Employment at the new site will depend on who signs a lease or purchase contract, but those can result in hundreds to as many as 2,000 jobs.
Devon Jones, economic development manager for Visalia, said the Visalia Industrial Park has become the community’s economic engine. He added that industrial development diversifies the job market.
“The primary jobs that it creates import new money into the local economy for circulation,” Jones said. “This leads to an increase in local jobs and local buying power which fuels housing growth, which in turn increases demand for services such as retail.”
Investing in Cities Where It’s Welcomed
O’Neill said they haven’t looked at building in Fresno because of the perceived difficulty of developing there. However, they have looked into investing in existing buildings.
“Fresno’s a little different because they’re not as welcoming to new industrial development, especially in the western part of Fresno,” O’Neill said.
For example, Fresno City Councilmember Miguel Arias appealed the $120 million Scannell industrial project in southwest Fresno after the company finished its environmental impact report.
“It’s a pretty clear message that, look, we want to go where we’re welcomed and where municipalities see the benefit of what we’re doing with the jobs,” O’Neill said.
CapRock Adapting Warehouse to Meet Future Environmental Needs
Environmental concerns lead to many objections to industrial development as trucks are integral to e-commerce. However, O’Neill says that developers are working to reduce the impact of logistics on neighborhoods.
Designating truck routes keeps vehicles out of neighborhoods, and trucks are getting cleaner.
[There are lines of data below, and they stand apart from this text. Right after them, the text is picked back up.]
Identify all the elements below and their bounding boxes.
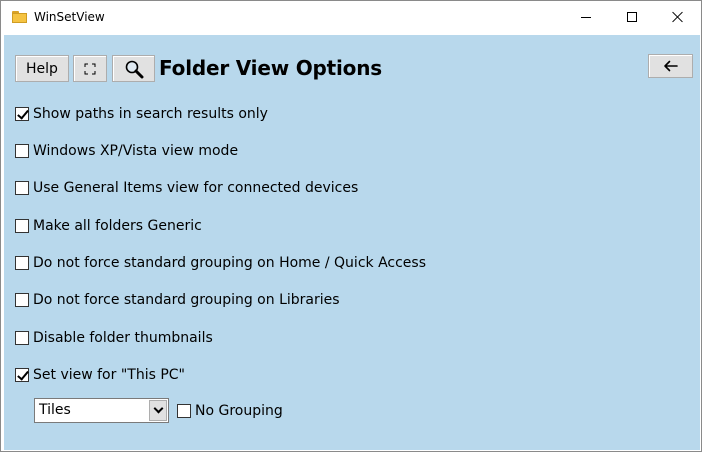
view-mode-value: Tiles [39, 402, 71, 418]
magnifier-icon [125, 60, 143, 78]
app-window: WinSetView Help Folder View Options Show… [0, 0, 702, 452]
dropdown-button[interactable] [149, 400, 167, 421]
page-title: Folder View Options [159, 56, 382, 80]
checkbox[interactable] [15, 181, 29, 195]
option-disable-thumbnails[interactable]: Disable folder thumbnails [15, 328, 213, 348]
maximize-icon [627, 12, 637, 22]
arrow-left-icon [663, 60, 678, 72]
checkbox[interactable] [15, 144, 29, 158]
option-label: Do not force standard grouping on Librar… [33, 292, 340, 308]
option-this-pc-view[interactable]: Set view for "This PC" [15, 365, 185, 385]
help-button-label: Help [26, 60, 58, 77]
window-title: WinSetView [34, 10, 105, 24]
checkbox[interactable] [15, 107, 29, 121]
option-label: Set view for "This PC" [33, 367, 185, 383]
view-mode-select[interactable]: Tiles [34, 398, 169, 423]
option-label: Show paths in search results only [33, 106, 268, 122]
back-button[interactable] [648, 54, 693, 78]
option-show-paths[interactable]: Show paths in search results only [15, 104, 268, 124]
option-label: Windows XP/Vista view mode [33, 143, 239, 159]
option-folders-generic[interactable]: Make all folders Generic [15, 216, 202, 236]
option-label: Do not force standard grouping on Home /… [33, 255, 426, 271]
option-grouping-libraries[interactable]: Do not force standard grouping on Librar… [15, 290, 340, 310]
options-panel: Help Folder View Options Show paths in s… [4, 35, 700, 450]
minimize-button[interactable] [563, 1, 609, 33]
minimize-icon [581, 16, 591, 18]
option-label: Make all folders Generic [33, 218, 202, 234]
close-button[interactable] [655, 1, 701, 33]
maximize-button[interactable] [609, 1, 655, 33]
close-icon [672, 11, 684, 23]
checkbox[interactable] [15, 331, 29, 345]
option-label: Disable folder thumbnails [33, 330, 213, 346]
option-grouping-home[interactable]: Do not force standard grouping on Home /… [15, 253, 426, 273]
checkbox[interactable] [15, 368, 29, 382]
title-bar[interactable]: WinSetView [1, 1, 701, 34]
chevron-down-icon [153, 403, 163, 414]
search-button[interactable] [112, 55, 155, 82]
checkbox[interactable] [15, 219, 29, 233]
fullscreen-button[interactable] [73, 55, 107, 82]
help-button[interactable]: Help [15, 55, 69, 82]
checkbox[interactable] [15, 256, 29, 270]
folder-icon [12, 11, 27, 23]
checkbox[interactable] [177, 404, 191, 418]
checkbox[interactable] [15, 293, 29, 307]
option-no-grouping[interactable]: No Grouping [177, 401, 283, 421]
fullscreen-icon [84, 63, 96, 74]
option-xp-vista-mode[interactable]: Windows XP/Vista view mode [15, 141, 238, 161]
option-label: Use General Items view for connected dev… [33, 180, 359, 196]
option-label: No Grouping [195, 403, 283, 419]
option-general-items-devices[interactable]: Use General Items view for connected dev… [15, 178, 358, 198]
In addition, port authorities have prohibited old diesel trucks from entering.
In anticipation of electrification requirements set by the state, CapRock is laying electrical conduits for truck chargers. By doing that work now, future operators won’t have to trench into concrete to lay wiring. They also reinforced the building’s roof to support solar panels.
After the first building is completed and leased, the company will begin work on the second building. O’Neill anticipates that will be the second or third quarter of 2025.